MF – Jogou com todos eles na Luz. Quer isso dizer que no sábado vai torcer pelo Benfica?
TS – O meu coração é mais benfiquista do que portista (risos). Fui sempre muito bem tratado e recebido por todos no FC Porto, atenção, mas no Benfica estive quatro anos e consegui jogar mais vezes. Envolvi-me mais com a equipa e com o clube. São dois grandes clubes, enormes.
MF – Vamos então falar sobre isso. Que diferenças encontrou, em concreto, entre Benfica e FC Porto?
TS – No Benfica encontrei amor, emoção, uma grandeza incrível. Certa vez na Suíça fomos recebidos por cinco mil pessoas. Na pré-época. A ligação dos adeptos ao clube é quase militar, de obediência e fidelidade. O FC Porto era diferente em tudo, menos na grandeza. A dimensão é idêntica.

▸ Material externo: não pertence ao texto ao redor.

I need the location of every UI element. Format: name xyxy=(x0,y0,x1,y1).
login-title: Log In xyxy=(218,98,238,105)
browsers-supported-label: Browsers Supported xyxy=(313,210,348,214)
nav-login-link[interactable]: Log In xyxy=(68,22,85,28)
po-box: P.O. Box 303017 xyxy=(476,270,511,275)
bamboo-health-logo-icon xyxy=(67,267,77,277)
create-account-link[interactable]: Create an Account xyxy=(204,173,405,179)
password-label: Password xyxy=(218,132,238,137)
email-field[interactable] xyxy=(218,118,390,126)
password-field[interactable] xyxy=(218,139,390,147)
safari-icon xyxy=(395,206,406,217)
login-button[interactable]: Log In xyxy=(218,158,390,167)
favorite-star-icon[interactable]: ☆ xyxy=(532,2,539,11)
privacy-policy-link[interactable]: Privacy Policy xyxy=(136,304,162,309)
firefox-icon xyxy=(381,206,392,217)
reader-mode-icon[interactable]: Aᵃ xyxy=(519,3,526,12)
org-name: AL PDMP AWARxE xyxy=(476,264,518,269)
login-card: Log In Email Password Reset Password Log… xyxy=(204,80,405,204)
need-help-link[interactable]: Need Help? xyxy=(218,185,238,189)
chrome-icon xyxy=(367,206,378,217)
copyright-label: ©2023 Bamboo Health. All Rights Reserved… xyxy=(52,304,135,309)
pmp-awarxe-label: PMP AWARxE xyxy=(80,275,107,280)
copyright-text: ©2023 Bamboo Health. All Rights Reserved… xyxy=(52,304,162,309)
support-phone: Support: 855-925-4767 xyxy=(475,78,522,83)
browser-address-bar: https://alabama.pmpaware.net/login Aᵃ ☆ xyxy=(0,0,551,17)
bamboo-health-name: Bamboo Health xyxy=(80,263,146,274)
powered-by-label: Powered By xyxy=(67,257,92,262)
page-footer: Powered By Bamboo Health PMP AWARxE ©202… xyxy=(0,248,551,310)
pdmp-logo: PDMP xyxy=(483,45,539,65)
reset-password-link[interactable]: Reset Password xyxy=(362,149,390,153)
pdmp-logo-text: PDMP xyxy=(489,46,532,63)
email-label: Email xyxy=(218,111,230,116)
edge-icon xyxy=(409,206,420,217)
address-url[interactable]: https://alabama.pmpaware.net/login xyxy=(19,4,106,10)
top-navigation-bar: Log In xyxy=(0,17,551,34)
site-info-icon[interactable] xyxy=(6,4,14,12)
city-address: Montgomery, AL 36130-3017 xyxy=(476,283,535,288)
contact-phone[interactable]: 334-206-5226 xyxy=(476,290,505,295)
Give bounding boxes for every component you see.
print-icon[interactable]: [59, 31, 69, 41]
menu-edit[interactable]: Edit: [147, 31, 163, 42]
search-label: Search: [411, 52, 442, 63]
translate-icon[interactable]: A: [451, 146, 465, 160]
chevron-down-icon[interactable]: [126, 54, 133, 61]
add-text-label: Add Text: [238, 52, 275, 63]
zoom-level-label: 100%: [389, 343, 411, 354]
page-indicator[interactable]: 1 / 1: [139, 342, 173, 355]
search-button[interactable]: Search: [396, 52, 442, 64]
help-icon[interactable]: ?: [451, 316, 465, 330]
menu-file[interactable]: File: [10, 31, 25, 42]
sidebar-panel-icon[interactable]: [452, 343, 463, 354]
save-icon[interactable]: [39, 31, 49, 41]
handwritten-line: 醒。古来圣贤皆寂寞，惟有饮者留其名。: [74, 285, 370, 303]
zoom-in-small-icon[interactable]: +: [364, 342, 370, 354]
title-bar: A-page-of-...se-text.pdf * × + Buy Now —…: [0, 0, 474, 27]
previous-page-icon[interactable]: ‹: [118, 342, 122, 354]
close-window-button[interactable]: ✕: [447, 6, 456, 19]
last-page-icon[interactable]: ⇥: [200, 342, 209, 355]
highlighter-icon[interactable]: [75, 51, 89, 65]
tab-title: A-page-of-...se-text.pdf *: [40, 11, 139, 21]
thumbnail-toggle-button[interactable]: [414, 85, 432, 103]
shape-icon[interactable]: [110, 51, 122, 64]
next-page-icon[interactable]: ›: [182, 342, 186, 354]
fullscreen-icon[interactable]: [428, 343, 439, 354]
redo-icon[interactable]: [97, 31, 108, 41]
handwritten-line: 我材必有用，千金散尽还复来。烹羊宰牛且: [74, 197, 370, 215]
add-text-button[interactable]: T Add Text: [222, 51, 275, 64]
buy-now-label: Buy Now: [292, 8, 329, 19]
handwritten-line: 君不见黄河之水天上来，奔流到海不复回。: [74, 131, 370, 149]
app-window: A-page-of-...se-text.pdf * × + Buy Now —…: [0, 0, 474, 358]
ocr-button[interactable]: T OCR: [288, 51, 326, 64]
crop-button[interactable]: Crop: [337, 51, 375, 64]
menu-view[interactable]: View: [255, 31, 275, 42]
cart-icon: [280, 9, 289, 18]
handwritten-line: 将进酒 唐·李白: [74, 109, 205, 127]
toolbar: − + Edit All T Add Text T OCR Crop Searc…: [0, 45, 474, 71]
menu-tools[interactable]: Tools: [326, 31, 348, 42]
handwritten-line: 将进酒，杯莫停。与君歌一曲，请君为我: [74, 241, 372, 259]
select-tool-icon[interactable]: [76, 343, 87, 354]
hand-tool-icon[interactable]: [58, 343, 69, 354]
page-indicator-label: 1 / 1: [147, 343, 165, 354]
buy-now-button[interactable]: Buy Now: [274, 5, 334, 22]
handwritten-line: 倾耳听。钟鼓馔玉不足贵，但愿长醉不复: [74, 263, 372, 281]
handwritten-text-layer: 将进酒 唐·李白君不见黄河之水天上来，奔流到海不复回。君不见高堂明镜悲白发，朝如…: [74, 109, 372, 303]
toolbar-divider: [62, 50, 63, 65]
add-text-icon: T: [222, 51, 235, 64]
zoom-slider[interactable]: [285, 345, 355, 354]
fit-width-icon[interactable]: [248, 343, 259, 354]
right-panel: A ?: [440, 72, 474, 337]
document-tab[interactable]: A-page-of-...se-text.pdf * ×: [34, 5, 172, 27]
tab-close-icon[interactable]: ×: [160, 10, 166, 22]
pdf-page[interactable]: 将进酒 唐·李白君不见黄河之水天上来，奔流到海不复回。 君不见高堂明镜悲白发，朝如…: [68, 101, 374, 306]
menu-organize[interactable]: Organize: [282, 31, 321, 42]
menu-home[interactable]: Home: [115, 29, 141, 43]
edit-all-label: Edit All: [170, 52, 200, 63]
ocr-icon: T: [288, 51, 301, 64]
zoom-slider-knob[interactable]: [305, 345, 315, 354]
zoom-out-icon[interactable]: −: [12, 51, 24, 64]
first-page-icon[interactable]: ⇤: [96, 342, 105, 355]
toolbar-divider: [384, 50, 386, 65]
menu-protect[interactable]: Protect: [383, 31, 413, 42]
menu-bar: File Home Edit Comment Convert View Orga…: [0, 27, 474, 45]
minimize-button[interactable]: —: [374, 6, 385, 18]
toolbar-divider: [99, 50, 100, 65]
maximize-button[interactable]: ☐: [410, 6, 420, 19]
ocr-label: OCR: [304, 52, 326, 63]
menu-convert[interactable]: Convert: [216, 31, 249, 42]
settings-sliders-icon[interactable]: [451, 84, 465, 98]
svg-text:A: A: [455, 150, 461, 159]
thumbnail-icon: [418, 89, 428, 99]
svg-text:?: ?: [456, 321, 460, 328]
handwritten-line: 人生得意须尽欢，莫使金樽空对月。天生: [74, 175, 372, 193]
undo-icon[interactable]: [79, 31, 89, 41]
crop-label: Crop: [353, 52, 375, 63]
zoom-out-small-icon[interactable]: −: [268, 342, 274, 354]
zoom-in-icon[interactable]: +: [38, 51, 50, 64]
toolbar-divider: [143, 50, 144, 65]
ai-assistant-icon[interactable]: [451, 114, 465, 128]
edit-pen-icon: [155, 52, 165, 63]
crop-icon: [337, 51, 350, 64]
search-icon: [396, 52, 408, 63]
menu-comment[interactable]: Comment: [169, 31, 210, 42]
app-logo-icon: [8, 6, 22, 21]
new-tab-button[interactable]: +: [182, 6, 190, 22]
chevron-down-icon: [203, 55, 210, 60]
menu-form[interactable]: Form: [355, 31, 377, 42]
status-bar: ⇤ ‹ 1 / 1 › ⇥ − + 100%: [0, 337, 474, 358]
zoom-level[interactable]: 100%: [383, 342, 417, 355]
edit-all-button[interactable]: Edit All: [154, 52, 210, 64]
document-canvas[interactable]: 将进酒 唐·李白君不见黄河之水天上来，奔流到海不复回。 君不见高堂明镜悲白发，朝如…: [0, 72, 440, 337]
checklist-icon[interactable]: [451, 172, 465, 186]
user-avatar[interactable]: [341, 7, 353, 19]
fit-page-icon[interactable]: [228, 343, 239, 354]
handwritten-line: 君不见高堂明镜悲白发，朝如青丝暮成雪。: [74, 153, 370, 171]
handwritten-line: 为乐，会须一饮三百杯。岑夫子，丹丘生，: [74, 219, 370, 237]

MF – Como era o FC Porto em 2005?
TS – O clube tinha sido campeão da Europa um ano antes. Isso diz quase tudo. Mais organizado, preenchido por gente mais dedicada ao trabalho, com uma disciplina exagerada. Principalmente na época do senhor Co Adriaanse. Dizem-me que o Benfica melhorou muito na organização, mas nessa altura tinha muito a aprender com o FC Porto.
MF – Falemos da sua mudança da Luz para o Dragão. Na altura a polémica foi grande. O que aconteceu, na verdade, para deixar o Benfica?
TS – Pffffffff, bem, nunca falei sobre isto publicamente. É a primeira vez que o farei. O meu contrato com o Benfica acabava em 2005. Tive várias reuniões com a direção, chegámos perto do acordo, mas quando pensei que tudo ia acabar bem… não houve acordo e mandaram-me para a equipa B. Senti que as pessoas do Benfica deixaram de acreditar em mim.
MF – É nessa altura que surge o FC Porto? Quando estava na equipa B do Benfica?
TS – Mais perto do fim da época. Gostei da abordagem, do convite, do desafio. E a diferença salarial era assinalável.
MF – Mas teve consciência de que a mudança seria quase um escândalo? É quase sempre assim quando há trocas do Benfica para o FC Porto, ou o contrário.
TS – Sabia que ia ser duro para mim. Sabia que as pessoas do Benfica, especialmente os adeptos, não iam perceber a minha opção. Nem a minha mulher percebeu (risos). Ainda hoje me massacra com isso, ela adorava a nossa vida em Lisboa. Se fazia tudo igual? É difícil responder. O FC Porto era o campeão da Europa, um clube enorme também. Acho que passados estes anos todos toda a gente me percebe. Nunca quis falar sobre isto publicamente, mas quero ser correto e honesto com todos. O Benfica quis-me menos do que o FC Porto.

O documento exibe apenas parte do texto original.